A VSTi like Gwem did can be great too (to begin with), so you have in your DAW the very same chiptune in Arkos 2 after reading/converting the MIDI file. A bit useless with Maxymizer, it doesn't read MIDI file. You don't have your tune playing on a real Atari ST.
Why I think that Arkos 2 have it all yet, a simple VSTi would be enough for me, instead sampling the sound inside the tracker and use it inside the DAW with a sampler, it's a slower inaccurate process.
To me there's no reason the performances couldn't be the same under a DAW than a tracker, just the pattern system is lost. Maybe some people want to get rid of the quantization, interresting, but to me it goes to the wrong direction if it's not just an option.

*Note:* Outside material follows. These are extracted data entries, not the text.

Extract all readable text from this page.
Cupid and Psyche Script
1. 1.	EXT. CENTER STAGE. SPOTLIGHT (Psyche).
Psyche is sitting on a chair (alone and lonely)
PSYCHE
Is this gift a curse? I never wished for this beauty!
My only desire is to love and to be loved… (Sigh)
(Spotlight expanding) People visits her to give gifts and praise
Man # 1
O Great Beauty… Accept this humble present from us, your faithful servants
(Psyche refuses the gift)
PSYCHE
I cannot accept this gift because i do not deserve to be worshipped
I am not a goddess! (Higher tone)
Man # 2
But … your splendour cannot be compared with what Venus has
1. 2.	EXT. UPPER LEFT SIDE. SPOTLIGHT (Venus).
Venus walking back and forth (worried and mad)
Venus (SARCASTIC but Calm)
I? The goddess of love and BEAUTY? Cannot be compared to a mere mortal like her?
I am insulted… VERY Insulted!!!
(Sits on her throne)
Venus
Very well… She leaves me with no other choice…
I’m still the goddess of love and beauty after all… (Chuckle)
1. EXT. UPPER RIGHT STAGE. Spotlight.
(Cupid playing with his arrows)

I don't really needed the note off, or very few, it depend of the nature of the sound and I can cut the note with another sound anyway. It's not that hard to organize the events and fake the chipsound limitations in a DAW. The main bonus I like to have is to be able to play a chord as preview even if it can't be fully recorded on just one channel (first note pressed should) like some old mod trackers.
I'm not sure how the same instrument will know it's channel at time. A MIDI code could do the trick, it shouldn't make the chiptune bigger, just it write the note with the right instrument in the right channel.
Then that VSTi should have everything that Arkos 2 have, just it doesn't have the pattern editor. MIDI have everything to be able to call that arpeggio and all the fx Arkos 2 have, modulation, pitch bend, expression, cc code... In the end, only the pattern system should be an advantage for the tracker and size of the chiptune. Perhaps it can be implemented, probably complex or it's a matter of an organisation with MIDI.